Little is known about the Pioneer-class racing competition in the USSR during 1952 until 1962, when the project was cancelled. What we found out is that in the beginning cars were built and raced by students of Dzerzhinsky Military Technical Academy and Military Academy of Mechanization and Motorization, with other USSR Technical Academies joining the competition later. Due to numerous accidents, after 1955, only senior experienced military personnel were allowed to pilot the immensely powerful vehicles.
All tracks were strip-type, meaning they were basically just long, hard surface, sometimes stretching up to 100 miles. Shorter tracks (up to 3 miles) were paved, while longer ones were constructed on dry lake beds or frozen lakes.
In an effort to popularize the sport many race tracks were built, complete with grand stands and VIP boxes, but quickly feel in dismay due to remoteness of the venues. Most of USSR citizens simply could not afford to travel to a remote venue in the middle of Siberia or Kazakhstan.
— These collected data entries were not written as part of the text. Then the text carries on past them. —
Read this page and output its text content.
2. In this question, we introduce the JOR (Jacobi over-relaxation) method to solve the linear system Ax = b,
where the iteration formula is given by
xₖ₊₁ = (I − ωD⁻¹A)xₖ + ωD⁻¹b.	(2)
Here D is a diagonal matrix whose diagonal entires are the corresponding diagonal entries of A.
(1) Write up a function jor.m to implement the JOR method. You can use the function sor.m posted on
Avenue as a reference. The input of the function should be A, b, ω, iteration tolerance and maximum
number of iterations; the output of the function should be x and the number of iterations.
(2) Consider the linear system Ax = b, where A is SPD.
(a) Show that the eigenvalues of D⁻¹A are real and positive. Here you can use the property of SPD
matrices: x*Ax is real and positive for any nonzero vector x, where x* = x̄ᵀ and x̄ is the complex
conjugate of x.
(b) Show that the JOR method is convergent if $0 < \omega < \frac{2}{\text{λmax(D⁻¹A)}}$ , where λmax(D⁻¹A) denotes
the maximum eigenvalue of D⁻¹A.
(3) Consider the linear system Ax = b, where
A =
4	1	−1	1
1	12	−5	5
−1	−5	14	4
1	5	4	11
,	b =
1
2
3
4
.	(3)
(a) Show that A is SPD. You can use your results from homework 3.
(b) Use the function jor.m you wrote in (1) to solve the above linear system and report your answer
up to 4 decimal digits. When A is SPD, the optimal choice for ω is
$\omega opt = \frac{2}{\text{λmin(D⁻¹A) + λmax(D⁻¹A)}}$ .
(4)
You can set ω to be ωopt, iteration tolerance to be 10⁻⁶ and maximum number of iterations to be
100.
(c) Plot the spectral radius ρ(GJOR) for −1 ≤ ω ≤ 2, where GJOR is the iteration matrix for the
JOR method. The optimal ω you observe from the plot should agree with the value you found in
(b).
In 1962 the Pioneer project was canceled and some of the cars were reworked for speed records. On 1 September 1963, using one such car, engineer Ilya Aleksandrovich Tikhomirov, achieved a speed of 311.419 km/h (193.506 mph) for the measured kilometer at the Baskunchak dry salt lake, setting a Group VIII record and making it the fastest car in the Soviet Union at the time. Reworked Pioneer 2M continued to set records in the Soviet Union until 1972.